KANSAS CITY — Republican presidential candidate John McCain makes short work of assessing the wartime perspective of his Democratic opponent.
His summation of Barack Obama’s position on the Iraq war: wrong, wrong and wrong.
“I hope he learns that he was wrong when he said the surge would fail,” Mr. McCain said here Thursday. “He was wrong when he said we should withdraw according to a timetable and not facts on the ground.”
Mr. McCain, talking on his campaign bus, the Straight Talk Express, on the way to a town-hall meeting at Kansas City’s Union Station, believes successes in Iraq vindicate his faith in the strategy of increased troop levels.
In supporting the surge, he told a handful of Missouri reporters on the bus, Mr. McCain said he encountered the skepticism of editorial writers and the opposition of Democratic politicians, including Mr. Obama. The presumptive Republican nominee said he trusted American leaders in Iraq to guide the U.S. strategy, despite its unpopularity.
“I was willing to lose a campaign rather than lose a war,” the Arizona senator said.
At Union Station, more than 800 people gave his message a warm welcome, applauding also the candidate’s calls for lower taxes, offshore drilling for oil and an end to pork-barrel spending.
Calling Missouri a “battleground state” and vowing to return often during the campaign, Mr.
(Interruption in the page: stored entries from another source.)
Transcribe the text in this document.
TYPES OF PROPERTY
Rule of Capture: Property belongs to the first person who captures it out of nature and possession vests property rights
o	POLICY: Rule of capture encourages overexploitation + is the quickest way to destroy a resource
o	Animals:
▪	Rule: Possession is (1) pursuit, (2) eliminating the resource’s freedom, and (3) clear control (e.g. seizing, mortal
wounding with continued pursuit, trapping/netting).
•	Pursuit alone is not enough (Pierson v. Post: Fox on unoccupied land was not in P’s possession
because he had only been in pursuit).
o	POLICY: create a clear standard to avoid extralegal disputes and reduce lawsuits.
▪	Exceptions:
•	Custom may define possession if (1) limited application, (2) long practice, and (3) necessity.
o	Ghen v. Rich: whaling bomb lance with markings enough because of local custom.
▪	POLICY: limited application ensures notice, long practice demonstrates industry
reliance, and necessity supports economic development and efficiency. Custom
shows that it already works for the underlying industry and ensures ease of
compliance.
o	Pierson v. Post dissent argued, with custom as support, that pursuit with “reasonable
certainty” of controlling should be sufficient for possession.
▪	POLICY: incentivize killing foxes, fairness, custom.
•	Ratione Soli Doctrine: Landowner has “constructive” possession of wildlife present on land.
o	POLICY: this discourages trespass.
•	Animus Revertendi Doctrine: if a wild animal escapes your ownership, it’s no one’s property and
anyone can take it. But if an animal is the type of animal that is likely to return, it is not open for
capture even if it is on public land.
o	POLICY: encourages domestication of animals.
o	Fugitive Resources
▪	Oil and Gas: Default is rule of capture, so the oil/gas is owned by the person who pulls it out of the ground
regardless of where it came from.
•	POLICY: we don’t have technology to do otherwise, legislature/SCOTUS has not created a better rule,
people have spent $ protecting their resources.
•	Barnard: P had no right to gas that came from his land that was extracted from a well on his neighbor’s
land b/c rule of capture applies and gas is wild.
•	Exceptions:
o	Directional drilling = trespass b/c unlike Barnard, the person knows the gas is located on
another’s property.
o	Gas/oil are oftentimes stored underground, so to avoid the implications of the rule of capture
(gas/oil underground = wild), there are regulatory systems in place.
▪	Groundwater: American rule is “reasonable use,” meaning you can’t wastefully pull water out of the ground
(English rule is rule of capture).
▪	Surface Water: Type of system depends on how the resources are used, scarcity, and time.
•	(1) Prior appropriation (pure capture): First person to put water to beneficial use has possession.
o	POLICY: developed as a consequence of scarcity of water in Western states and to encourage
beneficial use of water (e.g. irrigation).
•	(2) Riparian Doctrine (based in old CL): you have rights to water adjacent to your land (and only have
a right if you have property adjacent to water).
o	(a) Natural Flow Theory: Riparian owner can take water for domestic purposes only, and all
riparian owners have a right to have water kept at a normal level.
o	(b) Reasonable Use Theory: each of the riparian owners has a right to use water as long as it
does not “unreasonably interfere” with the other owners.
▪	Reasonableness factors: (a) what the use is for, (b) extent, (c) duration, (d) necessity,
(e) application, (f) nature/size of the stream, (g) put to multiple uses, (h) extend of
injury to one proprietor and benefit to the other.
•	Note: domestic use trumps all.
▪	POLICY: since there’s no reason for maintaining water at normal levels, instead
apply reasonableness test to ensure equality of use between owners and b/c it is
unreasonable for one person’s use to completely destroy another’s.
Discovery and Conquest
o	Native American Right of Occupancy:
McCain insisted he didn’t mind trailing in the polls. “I’m the underdog,” he told the crowd. “That’s what I love.”
On the bus ride from the downtown airport, the Republican urged Congress to act immediately in authorizing President Bush’s request to open offshore areas to oil and natural gas exploration. He discounted estimates that it would take many years to get new energy resources into the marketplace.
Reducing America’s dependence on foreign oil remains a national security, environmental and economic priority, Mr. McCain said, and he praised the possibilities of wind, solar and nuclear energy development. He declined, however, to support fuel exploration in Alaska’s Arctic National Wildlife Refuge, believing it should remain protected.
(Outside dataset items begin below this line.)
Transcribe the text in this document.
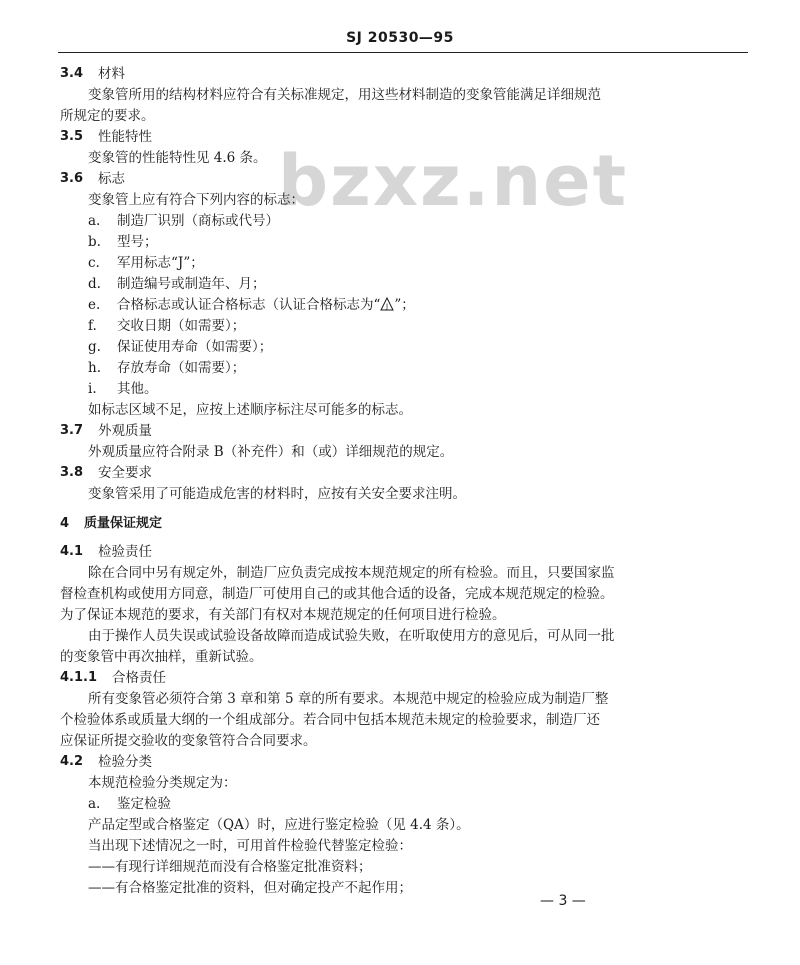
SJ 20530—95
bzxz.net
3.4 材料
变象管所用的结构材料应符合有关标准规定，用这些材料制造的变象管能满足详细规范
所规定的要求。
3.5 性能特性
变象管的性能特性见 4.6 条。
3.6 标志
变象管上应有符合下列内容的标志：
a. 制造厂识别（商标或代号）
b. 型号；
c. 军用标志“J”；
d. 制造编号或制造年、月；
e. 合格标志或认证合格标志（认证合格标志为“ J ”；
f. 交收日期（如需要）；
g. 保证使用寿命（如需要）；
h. 存放寿命（如需要）；
i. 其他。
如标志区域不足，应按上述顺序标注尽可能多的标志。
3.7 外观质量
外观质量应符合附录 B（补充件）和（或）详细规范的规定。
3.8 安全要求
变象管采用了可能造成危害的材料时，应按有关安全要求注明。
4 质量保证规定
4.1 检验责任
除在合同中另有规定外，制造厂应负责完成按本规范规定的所有检验。而且，只要国家监
督检查机构或使用方同意，制造厂可使用自己的或其他合适的设备，完成本规范规定的检验。
为了保证本规范的要求，有关部门有权对本规范规定的任何项目进行检验。
由于操作人员失误或试验设备故障而造成试验失败，在听取使用方的意见后，可从同一批
的变象管中再次抽样，重新试验。
4.1.1 合格责任
所有变象管必须符合第 3 章和第 5 章的所有要求。本规范中规定的检验应成为制造厂整
个检验体系或质量大纲的一个组成部分。若合同中包括本规范未规定的检验要求，制造厂还
应保证所提交验收的变象管符合合同要求。
4.2 检验分类
本规范检验分类规定为：
a. 鉴定检验
产品定型或合格鉴定（QA）时，应进行鉴定检验（见 4.4 条）。
当出现下述情况之一时，可用首件检验代替鉴定检验：
——有现行详细规范而没有合格鉴定批准资料；
——有合格鉴定批准的资料，但对确定投产不起作用；
— 3 —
“If they discovered oil in the Grand Canyon, I would not agree to drill in the Grand Canyon,” he said.
Mr. McCain lambasted Congress for what he called “a spending spree of unprecedented proportions.” At the meeting, the candidate said lawmakers often get accused of spending like drunken sailors. “As a former drunken sailor, I resent (that),” he said.
Confronted with a question about the cost of two wars, he countered that military spending is now less as a percentage of the gross national product than it was during the Cold War.
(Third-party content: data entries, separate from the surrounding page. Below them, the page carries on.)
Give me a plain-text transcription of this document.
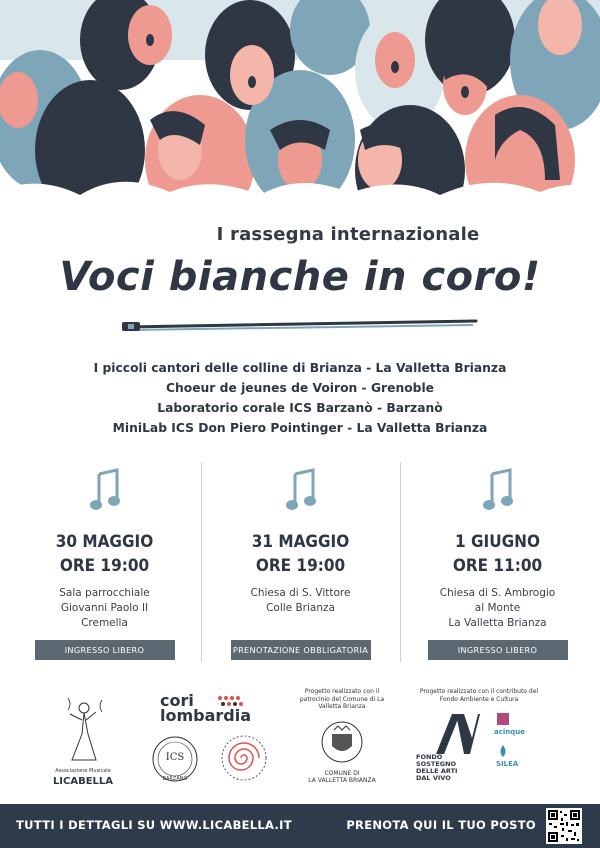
I rassegna internazionale
Voci bianche in coro!
I piccoli cantori delle colline di Brianza - La Valletta Brianza
Choeur de jeunes de Voiron - Grenoble
Laboratorio corale ICS Barzanò - Barzanò
MiniLab ICS Don Piero Pointinger - La Valletta Brianza
30 MAGGIO
ORE 19:00
Sala parrocchiale
Giovanni Paolo II
Cremella
INGRESSO LIBERO
31 MAGGIO
ORE 19:00
Chiesa di S. Vittore
Colle Brianza
PRENOTAZIONE OBBLIGATORIA
1 GIUGNO
ORE 11:00
Chiesa di S. Ambrogio
al Monte
La Valletta Brianza
INGRESSO LIBERO
Associazione Musicale
LICABELLA
cori
lombardia
ICS
BARZANÒ
Progetto realizzato con il patrocinio del Comune di La Valletta Brianza
COMUNE DI
LA VALLETTA BRIANZA
Progetto realizzato con il contributo del Fondo Ambiente e Cultura
FONDO
SOSTEGNO
DELLE ARTI
DAL VIVO
acinque
SILEA
TUTTI I DETTAGLI SU WWW.LICABELLA.IT	PRENOTA QUI IL TUO POSTO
Partisanship, the senator said, stands in the way of addressing sweeping national problems, such as the solvency of the Social Security system. He urged a return to the thinking that guided Republican Ronald Reagan and Democrat Tip O’Neill to view all options and rescue Social Security in 1983.
“The problem in Washington is we’re totally gridlocked,” he said. “We’re putting our party ahead of our country.”
Jason Brown of Platte City, a wounded Iraq war veteran and a state representative, liked what Mr. McCain was selling at Union Station.
He met the senator in the spring of 2007, with dissent against the Iraq surge at its height. “All the pundits said ‘withdraw, withdraw, withdraw.’ The senator stood alone practically,” Mr. Brown said. “Sen. McCain is very clear that we have to win, and the majority of Americans agree with that.”
Others were less taken with Mr. McCain’s economic message. Bridgette Williams, president of the Greater Kansas City AFL-CIO, issued a statement comparing the senator’s proposals to those of the current administration.
“The truth is that Sen. McCain’s plan is little more than a carbon copy of the failed Bush agenda that has led to a rapidly collapsing economy,” the union chief said. “From skyrocketing gas prices to the health care crisis, McCain offers more of the same.”
Scott Garten, an instructor at Northwest Missouri State University, attended with his wife, Louise, and enjoyed Mr. McCain’s energy initiatives.
“I especially like that he favors nuclear power and he favors offshore drilling,” he said. “It can liberate us from foreign oil.”